A federal appeals court decided Friday that the Public Company Accounting Oversight Board, and the Sarbanes-Oxley Act that created it, are constitutional. The ruling denies a claim that the existence of the PCAOB violates the Constitution’s separation-of-powers principle.
The decision by the U.S. Court of Appeals for the District of Columbia Circuit preserves Sarbanes-Oxley and the board, which watches over auditors of public companies. The premise of the challenge was that because Congress created the board it should be accountable to the President, but instead it is an independent entity whose members are appointed by an independent agency (the Securities and Exchange Commission) and that functions with broad executive powers.
The challenge began in 2006 when Beckstead and Watts LLP, a Nevada-based accounting firm, complained that the PCAOB was not a legal body after the board criticized the firm for some of its audits in 2004. The Free Enterprise Fund, a policy group that fights for small government issues, took the PCAOB to court on behalf of Beckstead.
Michael Carvin, an attorney at Jones Day in Washington, D.C., argued the case for the Free Enterprise Fund but was not available for comment on Friday.
In an article last April in the New York University Journal of Law and Business, Carvin wrote about how the separation of powers between branches of government protects citizens and political institutions by creating checks and balances. “Congress violated these fundamental precepts when, in reaction to headline-grabbing accounting scandals involving Enron, WorldCom, and other companies, it hastily created the Public Company Accounting Oversight Board as part of the Sarbanes-Oxley Act of 2002,” he wrote.
The board’s reporting structure violates the separation-of-powers principle under Article II of the Constitution, the lawsuit contended, because “the board’s wide-ranging exercise of executive or administrative power is immune from presidential supervision or control.” The lawsuit, which notes that the PCAOB is not appointed by or removable by the President, also cites the Article II provisions stating that “executive power shall be vested in the President” and “he shall take care that the laws be faithfully executed.”
Friday’s 2-1 decision by a three-judge panel could still be appealed to a circuit appeals court or to the Supreme Court, if either opts to take the case. Ultimately the judges in favor of the decision concluded that since the chairman of the SEC serves at the President’s pleasure and the SEC appoints PCAOB members, the President has sufficient influence over the board despite not appointing its members.
Taking a less-nuanced approach, Judge Brett Kavanaugh, the lone dissenter, argued that the restrictions on the President’s authority over the board render the PCAOB “divorced from Presidential control to a degree not previously countenanced in our constitutional structure.”
“The two constitutional flaws in the PCAOB statute are not matters of mere etiquette or protocol,” wrote Kavanaugh.
For their part, the PCAOB and the SEC were pleased with the decision.

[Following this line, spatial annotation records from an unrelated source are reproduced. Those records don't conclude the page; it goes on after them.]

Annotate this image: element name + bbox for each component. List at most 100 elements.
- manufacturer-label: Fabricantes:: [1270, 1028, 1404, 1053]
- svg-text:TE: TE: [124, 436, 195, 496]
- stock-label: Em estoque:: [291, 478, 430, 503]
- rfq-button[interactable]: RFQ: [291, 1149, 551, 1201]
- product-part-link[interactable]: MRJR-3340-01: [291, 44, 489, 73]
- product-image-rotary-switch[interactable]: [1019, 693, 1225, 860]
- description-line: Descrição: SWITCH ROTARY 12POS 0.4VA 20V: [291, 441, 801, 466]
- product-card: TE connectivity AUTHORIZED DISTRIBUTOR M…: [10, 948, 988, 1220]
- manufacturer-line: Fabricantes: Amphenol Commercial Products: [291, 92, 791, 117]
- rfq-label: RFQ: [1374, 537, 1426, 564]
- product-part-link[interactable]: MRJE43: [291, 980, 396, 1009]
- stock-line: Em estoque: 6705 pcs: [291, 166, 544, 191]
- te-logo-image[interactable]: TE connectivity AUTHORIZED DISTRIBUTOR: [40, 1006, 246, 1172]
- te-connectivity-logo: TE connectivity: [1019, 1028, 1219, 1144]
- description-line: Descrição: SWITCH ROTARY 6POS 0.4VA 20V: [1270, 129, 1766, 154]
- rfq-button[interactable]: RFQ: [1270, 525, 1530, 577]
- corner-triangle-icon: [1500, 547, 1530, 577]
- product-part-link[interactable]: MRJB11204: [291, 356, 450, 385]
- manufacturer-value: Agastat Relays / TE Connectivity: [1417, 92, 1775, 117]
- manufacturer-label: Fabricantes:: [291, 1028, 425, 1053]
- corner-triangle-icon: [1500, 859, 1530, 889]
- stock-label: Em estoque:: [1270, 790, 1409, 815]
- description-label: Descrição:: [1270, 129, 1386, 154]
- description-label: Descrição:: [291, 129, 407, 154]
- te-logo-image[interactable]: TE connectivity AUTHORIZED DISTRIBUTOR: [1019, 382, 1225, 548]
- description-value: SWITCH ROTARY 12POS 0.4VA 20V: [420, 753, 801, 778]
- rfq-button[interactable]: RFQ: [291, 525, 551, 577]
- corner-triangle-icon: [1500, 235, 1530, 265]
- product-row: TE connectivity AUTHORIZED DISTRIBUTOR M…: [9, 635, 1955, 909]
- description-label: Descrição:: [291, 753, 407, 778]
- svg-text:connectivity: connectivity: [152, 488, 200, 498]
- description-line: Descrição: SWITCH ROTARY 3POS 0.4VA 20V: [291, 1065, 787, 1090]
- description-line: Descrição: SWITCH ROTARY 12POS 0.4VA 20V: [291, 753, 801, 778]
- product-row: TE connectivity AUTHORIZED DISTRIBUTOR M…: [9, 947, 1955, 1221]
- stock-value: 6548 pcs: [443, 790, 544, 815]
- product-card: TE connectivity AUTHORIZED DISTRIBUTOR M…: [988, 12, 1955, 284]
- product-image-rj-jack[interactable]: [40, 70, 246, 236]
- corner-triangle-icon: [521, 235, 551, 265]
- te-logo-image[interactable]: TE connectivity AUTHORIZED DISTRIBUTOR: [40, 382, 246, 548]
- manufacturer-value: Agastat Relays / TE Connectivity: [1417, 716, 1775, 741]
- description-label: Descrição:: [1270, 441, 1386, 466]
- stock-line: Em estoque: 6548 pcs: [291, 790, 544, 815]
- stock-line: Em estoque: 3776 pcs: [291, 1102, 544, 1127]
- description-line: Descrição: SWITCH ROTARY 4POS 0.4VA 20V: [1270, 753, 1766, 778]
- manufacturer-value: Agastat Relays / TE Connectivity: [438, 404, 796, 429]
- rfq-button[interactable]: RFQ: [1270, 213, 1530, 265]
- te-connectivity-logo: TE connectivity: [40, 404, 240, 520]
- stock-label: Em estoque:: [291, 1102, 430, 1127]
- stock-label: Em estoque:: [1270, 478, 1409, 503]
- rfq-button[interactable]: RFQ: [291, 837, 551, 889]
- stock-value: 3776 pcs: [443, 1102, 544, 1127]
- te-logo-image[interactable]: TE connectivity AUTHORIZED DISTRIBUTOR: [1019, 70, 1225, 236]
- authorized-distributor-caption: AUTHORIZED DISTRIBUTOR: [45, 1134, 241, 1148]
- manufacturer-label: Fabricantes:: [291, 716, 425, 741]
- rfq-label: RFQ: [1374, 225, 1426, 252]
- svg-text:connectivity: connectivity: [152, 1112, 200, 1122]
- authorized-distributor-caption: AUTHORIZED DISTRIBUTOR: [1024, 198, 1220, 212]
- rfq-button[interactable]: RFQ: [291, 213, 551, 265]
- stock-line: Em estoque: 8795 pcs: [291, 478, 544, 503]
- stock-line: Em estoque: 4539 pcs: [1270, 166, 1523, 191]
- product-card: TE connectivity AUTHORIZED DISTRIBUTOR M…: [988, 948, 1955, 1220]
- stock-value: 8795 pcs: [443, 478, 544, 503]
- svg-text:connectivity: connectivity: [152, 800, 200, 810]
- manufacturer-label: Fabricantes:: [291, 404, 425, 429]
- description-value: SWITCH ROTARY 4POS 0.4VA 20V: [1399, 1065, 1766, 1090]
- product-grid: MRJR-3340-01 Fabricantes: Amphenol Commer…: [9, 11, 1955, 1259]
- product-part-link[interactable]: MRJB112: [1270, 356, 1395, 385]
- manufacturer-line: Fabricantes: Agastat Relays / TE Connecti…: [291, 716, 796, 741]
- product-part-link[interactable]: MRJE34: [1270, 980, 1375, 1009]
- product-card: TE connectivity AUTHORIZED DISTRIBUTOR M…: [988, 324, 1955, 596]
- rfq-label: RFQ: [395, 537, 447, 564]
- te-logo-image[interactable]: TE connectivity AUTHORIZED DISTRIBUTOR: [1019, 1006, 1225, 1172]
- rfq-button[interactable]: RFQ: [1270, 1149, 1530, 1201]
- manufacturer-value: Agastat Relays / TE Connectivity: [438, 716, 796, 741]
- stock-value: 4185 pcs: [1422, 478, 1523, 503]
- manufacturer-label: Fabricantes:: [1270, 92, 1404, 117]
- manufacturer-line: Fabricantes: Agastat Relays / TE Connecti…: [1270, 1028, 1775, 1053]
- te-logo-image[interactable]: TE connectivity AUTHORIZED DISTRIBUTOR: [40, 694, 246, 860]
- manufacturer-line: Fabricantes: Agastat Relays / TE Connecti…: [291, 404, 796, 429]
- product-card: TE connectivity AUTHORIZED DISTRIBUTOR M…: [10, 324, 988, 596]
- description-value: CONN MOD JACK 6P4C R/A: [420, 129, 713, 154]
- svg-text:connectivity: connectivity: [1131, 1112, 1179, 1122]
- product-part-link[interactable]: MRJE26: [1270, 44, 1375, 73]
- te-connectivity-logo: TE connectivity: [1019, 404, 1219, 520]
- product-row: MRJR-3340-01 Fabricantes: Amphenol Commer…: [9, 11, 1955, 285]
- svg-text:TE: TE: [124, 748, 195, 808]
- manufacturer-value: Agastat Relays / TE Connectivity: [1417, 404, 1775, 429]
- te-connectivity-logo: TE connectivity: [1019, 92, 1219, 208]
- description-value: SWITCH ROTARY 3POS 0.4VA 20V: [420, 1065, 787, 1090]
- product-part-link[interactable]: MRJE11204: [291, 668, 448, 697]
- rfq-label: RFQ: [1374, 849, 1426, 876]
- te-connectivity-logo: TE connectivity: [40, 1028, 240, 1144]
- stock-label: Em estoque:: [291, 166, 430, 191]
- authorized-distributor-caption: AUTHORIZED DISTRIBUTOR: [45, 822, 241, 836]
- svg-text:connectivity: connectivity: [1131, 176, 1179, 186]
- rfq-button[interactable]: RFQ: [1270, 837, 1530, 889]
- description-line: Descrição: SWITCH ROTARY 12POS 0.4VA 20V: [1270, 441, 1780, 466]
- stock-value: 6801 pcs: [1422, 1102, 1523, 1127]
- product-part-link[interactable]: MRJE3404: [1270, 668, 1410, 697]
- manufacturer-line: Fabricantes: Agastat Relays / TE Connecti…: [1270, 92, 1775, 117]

“The PCAOB is gratified by the Court of Appeals’ decision today, upholding the District Court’s decision in the PCAOB’s favor,” it said in a statement, noting that several investor groups backed such an outcome.
SEC chairman Christopher Cox called the result “welcome news” and maintained that the PCAOB’s continued existence is “vital to protecting investors and furthering the public interest.”
If the Free Trade Fund had been successful, defenders of Sarbanes-Oxley argued, the legitimacy of such other independent agencies as the SEC, the Federal Communications Commission, and the Federal Trade Commission could have been called into question.
“To roll the clock back because of a technical issue with the law would be throwing the baby out with the bathwater,” Patrick Finnegan, director of the financial reporting policy group at the CFA Institute, told CFO.com. “This is ultimately in the best interests of lots of people at the table.”